Department of Computer Science, Norwegian University of Science and Technology (NTNU), 2802, Gjøvik, Norway.
Sci Rep. 2021 Mar 22;11(1):6512. doi: 10.1038/s41598-021-85737-x.
Documentation and analysis of crime scene evidences are of great importance in any forensic investigation. In this paper, we present the potential of hyperspectral imaging (HSI) to detect and analyze the beverage stains on a paper towel. To detect the presence and predict the age of the commonly used drinks in a crime scene, we leveraged the additional information present in the HSI data. We used 12 different beverages and four types of paper hand towel to create the sample stains in the current study. A support vector machine (SVM) is used to achieve the classification, and a convolutional auto-encoder is used to achieve HSI data dimensionality reduction, which helps in easy perception, process, and visualization of the data. The SVM classification model was re-established for a lighter and quicker classification model on the basis of the reduced dimension. We employed volume-gradient-based band selection for the identification of relevant spectral bands in the HSI data. Spectral data recorded at different time intervals up to 72 h is analyzed to trace the spectral changes. The results show the efficacy of the HSI techniques for rapid, non-contact, and non-invasive analysis of beverage stains.

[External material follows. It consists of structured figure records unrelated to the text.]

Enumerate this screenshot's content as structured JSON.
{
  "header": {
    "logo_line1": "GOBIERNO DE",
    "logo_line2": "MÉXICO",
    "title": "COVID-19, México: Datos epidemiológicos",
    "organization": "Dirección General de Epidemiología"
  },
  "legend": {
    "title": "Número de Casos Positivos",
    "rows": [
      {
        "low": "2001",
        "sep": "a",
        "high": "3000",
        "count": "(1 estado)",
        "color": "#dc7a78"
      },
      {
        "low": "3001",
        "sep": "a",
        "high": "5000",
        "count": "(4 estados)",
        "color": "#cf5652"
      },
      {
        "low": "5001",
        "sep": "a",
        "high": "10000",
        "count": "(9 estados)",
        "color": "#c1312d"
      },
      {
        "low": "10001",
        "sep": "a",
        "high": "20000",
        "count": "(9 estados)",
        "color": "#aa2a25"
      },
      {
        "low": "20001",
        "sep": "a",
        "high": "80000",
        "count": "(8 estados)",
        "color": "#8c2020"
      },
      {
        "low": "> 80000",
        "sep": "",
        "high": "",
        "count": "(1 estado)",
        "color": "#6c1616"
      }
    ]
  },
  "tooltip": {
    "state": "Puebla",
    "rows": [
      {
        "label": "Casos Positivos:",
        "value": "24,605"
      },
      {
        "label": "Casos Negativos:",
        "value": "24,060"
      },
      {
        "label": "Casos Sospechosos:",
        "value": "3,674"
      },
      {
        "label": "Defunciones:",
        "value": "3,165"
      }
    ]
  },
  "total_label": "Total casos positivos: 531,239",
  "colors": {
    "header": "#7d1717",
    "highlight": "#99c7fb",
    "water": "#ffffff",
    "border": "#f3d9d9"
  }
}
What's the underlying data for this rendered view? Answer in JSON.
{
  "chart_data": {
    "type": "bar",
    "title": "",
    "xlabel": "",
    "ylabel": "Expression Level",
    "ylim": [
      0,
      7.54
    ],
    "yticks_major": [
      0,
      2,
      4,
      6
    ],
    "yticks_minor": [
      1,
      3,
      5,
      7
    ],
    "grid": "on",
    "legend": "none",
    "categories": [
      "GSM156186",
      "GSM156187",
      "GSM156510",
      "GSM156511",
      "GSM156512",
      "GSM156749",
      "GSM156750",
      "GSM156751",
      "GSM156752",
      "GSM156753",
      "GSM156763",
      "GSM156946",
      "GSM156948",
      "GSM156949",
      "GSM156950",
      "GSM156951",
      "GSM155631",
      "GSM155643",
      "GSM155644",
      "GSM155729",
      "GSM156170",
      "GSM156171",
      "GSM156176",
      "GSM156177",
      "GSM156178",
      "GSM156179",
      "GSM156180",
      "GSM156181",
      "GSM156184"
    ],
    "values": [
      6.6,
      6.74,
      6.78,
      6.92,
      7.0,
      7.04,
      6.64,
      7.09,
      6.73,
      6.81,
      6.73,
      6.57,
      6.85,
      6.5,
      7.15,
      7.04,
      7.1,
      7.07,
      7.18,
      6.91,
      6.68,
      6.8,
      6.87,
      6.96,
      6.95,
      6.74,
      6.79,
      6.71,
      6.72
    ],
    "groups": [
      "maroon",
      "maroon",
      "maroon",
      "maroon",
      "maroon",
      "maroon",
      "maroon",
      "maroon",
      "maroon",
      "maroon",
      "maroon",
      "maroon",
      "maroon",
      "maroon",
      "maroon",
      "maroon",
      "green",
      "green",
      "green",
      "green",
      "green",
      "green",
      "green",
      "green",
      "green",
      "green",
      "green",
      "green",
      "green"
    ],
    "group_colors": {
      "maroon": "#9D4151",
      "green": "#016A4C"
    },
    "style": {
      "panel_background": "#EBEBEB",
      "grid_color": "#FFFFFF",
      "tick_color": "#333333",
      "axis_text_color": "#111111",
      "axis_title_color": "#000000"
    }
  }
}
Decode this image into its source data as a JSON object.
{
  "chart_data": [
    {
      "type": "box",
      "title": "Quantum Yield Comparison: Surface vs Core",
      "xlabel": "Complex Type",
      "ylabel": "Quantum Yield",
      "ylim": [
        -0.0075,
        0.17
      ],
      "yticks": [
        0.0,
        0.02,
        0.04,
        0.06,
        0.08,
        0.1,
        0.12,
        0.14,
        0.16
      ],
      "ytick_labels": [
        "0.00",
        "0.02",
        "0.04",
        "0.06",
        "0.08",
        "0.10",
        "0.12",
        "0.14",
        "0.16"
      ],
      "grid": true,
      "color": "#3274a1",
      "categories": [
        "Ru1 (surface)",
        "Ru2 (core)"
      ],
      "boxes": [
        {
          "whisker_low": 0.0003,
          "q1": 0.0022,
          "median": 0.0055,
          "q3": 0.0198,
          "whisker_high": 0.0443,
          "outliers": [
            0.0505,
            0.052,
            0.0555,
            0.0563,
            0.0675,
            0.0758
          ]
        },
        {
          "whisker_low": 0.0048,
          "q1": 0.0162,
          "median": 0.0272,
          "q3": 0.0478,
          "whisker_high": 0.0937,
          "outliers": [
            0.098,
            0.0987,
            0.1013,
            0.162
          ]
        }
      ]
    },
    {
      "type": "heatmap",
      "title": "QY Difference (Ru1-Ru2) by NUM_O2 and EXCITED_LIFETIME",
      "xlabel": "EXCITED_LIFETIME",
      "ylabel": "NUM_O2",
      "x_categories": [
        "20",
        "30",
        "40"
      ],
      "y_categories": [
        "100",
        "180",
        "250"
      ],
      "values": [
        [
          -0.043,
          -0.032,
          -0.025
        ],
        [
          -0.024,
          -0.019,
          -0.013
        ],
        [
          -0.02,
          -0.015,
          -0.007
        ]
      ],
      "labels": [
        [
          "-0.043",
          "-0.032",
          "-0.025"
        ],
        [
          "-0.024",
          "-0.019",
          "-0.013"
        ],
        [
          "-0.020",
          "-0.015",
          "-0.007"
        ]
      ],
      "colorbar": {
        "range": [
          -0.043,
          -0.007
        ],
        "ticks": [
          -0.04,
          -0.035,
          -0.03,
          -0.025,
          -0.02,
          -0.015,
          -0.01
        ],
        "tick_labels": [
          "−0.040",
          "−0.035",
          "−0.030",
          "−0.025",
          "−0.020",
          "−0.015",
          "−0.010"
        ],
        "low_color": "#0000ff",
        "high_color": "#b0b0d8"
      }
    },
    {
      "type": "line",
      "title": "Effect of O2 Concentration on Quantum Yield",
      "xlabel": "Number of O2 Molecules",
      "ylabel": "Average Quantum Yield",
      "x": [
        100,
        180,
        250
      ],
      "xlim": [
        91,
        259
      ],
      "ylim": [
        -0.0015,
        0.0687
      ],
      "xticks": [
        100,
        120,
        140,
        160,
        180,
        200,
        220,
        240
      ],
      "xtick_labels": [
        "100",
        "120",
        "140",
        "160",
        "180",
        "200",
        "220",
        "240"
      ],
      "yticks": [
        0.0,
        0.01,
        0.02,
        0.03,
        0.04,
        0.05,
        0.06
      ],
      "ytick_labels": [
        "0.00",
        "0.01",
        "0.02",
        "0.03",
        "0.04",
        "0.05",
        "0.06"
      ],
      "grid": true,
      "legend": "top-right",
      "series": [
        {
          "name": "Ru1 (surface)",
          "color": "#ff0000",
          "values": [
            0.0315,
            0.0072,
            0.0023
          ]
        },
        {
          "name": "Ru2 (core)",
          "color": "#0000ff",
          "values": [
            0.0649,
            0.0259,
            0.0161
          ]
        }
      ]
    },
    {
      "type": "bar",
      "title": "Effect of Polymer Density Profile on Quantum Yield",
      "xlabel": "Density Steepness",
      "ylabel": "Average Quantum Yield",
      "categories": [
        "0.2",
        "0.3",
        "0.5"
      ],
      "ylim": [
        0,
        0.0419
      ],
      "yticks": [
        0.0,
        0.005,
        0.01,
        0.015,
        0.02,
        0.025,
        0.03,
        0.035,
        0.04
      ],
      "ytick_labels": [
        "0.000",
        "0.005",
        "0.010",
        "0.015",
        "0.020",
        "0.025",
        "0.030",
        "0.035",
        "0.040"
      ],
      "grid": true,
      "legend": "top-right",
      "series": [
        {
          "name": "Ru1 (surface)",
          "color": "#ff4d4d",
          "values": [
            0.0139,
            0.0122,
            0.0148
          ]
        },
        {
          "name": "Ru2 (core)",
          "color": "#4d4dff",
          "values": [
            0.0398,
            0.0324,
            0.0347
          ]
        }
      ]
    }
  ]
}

犯罪现场证据的记录和分析在任何法医学调查中都非常重要。在本文中,我们展示了高光谱成像(HSI)在检测和分析纸巾上饮料污渍方面的潜力。为了检测犯罪现场常见饮料的存在并预测其年龄,我们利用了 HSI 数据中存在的附加信息。我们使用了 12 种不同的饮料和 4 种类型的纸巾来制作当前研究中的样本污渍。支持向量机(SVM)用于实现分类,而卷积自动编码器用于实现 HSI 数据降维,这有助于数据的易于感知、处理和可视化。在此基础上,我们使用基于体积梯度的波段选择来识别 HSI 数据中的相关光谱波段。分析了在 72 小时内记录的不同时间间隔的光谱数据,以追踪光谱变化。结果表明,HSI 技术可用于快速、非接触和非侵入性地分析饮料污渍。